One day after admitting it screwed up, Nasdaq is planning to make things right with investors who lost money over trading glitches during the Facebook IPO. Nasdaq is planning to spend $13 million to make amends for bad trades that weren’t processed, reports the Wall Street Journal.
Nasdaq took a lot of heat for computer problems that negatively affected the Facebook IPO. Trading didn’t start on Friday May 18 until 11:30 am EDT, because the computers that run the Nasdaq couldn’t process the large volume of trades.
Nasdaq chief exec Robert Greifeld told reporters Sunday that the exchange was at fault for trading problems during the IPO. The computer system backup led to traders not know if their orders went through for hours and many times, they found out too late that shares weren’t available at the price they wanted. Greifeld also said Sunday that the Nasdaq wasn’t responsible for any losses that happened due to computer errors.
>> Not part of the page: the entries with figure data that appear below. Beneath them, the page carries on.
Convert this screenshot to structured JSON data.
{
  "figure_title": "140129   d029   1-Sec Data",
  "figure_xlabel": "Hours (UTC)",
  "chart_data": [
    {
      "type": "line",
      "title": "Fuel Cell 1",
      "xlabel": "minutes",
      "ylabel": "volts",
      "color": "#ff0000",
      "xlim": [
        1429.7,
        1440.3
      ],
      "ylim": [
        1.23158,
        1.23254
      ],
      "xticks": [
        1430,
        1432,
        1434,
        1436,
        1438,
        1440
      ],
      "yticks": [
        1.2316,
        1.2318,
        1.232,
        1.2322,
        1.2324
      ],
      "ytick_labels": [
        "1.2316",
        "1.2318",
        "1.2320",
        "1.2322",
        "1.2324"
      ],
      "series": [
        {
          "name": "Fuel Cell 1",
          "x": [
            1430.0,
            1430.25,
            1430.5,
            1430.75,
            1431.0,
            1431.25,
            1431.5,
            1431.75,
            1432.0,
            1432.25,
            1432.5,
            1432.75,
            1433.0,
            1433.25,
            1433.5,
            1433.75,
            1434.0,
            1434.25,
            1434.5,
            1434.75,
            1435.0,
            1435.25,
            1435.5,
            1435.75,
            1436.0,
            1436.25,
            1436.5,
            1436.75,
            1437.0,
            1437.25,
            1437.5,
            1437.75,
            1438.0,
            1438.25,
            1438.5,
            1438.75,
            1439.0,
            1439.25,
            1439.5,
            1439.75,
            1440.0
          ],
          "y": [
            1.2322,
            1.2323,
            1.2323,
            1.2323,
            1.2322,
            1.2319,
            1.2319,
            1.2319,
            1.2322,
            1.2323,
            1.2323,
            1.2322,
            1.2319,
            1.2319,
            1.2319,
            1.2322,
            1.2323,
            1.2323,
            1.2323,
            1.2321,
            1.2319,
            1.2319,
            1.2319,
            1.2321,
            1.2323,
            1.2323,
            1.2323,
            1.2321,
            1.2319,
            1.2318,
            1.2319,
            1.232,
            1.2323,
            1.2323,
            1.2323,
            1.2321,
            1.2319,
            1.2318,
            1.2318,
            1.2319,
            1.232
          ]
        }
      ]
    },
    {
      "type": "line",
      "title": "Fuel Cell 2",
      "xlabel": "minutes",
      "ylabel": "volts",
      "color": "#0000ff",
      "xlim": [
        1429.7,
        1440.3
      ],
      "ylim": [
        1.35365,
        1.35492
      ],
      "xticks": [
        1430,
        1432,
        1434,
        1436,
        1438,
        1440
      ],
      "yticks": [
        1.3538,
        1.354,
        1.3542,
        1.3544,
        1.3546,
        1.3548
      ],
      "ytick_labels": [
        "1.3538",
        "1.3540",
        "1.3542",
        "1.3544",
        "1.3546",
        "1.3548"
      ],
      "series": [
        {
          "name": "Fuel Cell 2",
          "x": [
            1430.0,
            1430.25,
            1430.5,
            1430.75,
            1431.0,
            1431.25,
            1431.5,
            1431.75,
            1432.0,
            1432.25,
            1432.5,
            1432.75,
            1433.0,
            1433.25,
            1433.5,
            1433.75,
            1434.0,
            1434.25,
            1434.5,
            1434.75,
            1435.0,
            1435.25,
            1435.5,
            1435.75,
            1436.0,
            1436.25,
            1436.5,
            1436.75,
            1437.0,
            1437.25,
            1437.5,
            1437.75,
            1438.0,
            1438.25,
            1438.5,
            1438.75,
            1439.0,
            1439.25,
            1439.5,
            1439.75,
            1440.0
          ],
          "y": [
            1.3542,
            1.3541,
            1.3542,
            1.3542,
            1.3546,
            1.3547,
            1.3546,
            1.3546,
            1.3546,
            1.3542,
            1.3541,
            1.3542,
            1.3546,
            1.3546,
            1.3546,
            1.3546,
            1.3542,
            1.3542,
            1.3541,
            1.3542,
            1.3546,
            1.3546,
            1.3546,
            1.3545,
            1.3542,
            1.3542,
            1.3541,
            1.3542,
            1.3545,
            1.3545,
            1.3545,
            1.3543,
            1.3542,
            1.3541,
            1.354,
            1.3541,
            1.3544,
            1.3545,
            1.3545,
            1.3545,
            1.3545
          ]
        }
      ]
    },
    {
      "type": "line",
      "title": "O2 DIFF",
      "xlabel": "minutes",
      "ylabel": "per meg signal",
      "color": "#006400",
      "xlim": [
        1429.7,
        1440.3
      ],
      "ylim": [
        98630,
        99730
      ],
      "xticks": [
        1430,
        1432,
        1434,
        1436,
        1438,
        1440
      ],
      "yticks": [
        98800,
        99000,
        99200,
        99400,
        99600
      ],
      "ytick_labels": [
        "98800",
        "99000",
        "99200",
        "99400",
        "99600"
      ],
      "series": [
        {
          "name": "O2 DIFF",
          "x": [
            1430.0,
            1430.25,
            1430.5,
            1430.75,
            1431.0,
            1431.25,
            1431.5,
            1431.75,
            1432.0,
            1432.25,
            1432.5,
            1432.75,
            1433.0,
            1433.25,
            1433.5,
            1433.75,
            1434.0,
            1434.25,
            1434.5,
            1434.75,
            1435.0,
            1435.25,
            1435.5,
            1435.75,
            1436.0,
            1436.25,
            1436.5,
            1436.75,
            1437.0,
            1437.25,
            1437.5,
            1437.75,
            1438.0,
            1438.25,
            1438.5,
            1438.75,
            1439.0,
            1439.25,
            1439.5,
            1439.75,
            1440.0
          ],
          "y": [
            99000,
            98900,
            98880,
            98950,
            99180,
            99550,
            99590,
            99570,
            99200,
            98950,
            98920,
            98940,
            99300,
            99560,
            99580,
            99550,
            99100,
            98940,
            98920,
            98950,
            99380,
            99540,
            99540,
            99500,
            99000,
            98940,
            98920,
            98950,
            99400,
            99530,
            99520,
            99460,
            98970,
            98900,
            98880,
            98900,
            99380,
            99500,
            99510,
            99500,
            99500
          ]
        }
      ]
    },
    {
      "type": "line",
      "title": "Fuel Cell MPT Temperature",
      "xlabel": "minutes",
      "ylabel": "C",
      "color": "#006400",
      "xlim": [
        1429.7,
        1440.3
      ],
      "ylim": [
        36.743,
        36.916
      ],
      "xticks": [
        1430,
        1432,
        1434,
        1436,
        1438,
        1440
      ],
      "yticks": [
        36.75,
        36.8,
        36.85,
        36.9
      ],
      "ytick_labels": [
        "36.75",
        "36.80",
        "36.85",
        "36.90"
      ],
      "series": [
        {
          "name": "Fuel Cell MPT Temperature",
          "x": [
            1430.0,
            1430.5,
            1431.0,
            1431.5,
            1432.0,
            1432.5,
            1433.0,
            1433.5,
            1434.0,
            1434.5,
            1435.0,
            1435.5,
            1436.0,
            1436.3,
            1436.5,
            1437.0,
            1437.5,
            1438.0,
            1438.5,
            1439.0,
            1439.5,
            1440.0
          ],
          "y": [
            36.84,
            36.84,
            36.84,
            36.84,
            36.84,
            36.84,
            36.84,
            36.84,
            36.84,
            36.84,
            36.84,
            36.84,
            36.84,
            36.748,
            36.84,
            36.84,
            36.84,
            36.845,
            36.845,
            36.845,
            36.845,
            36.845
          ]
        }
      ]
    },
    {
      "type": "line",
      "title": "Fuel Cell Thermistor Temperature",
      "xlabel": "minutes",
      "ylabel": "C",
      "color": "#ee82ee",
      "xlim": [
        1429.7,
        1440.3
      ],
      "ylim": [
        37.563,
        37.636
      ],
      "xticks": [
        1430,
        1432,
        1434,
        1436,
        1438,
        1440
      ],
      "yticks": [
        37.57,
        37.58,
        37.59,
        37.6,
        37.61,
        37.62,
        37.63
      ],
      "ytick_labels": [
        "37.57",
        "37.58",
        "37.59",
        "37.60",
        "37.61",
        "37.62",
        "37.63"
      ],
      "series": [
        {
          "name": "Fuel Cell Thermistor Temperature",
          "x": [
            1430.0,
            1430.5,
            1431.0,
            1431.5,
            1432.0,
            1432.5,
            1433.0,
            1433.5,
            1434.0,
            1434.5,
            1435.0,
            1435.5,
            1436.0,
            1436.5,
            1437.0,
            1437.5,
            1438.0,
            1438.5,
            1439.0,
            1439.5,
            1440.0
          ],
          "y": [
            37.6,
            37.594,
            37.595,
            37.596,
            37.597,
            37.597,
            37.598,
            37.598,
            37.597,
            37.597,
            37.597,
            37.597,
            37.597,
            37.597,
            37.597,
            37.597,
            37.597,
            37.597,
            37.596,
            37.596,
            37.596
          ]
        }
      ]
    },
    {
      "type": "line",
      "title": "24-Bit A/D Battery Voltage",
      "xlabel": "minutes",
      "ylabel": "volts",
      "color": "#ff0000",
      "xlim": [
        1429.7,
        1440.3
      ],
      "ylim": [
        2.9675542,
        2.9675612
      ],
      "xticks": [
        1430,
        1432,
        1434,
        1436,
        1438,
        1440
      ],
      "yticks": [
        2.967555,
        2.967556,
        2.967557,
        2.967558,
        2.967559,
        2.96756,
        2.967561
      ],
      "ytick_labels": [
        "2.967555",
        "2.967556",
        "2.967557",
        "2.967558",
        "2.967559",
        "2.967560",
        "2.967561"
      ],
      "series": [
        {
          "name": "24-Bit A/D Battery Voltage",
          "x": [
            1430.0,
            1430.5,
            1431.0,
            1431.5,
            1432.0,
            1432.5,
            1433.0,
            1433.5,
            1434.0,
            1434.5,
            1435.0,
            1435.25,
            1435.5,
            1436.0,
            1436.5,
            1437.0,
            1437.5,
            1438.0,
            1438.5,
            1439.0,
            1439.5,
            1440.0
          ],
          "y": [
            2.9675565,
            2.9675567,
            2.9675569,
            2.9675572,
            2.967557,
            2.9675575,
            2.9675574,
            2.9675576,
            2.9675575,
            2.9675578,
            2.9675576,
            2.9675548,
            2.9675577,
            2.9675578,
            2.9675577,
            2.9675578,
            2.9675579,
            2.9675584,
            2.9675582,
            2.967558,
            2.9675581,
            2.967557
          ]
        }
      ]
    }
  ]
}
Now it seems the exchange is changing its tune.
Thirteen million might not be enough to fix the situation though. It’s estimated that investment firms lost $100 million, according to the Wall Street Journal. Because it would take a long time to investigate each loss recorded by every investor, Nasdaq is hoping to make amends now and put this mess behind it.
Of the $13 million, $10 million will come from proceeds Nasdaq earned when it acquired and sold Facebook shares while trying to work out computer delays and glitches. Security exchange rules mandate that Nasdaq can only pay out $3 million in one calendar month. The SEC will have to approve the decision before it can move forward with its plan.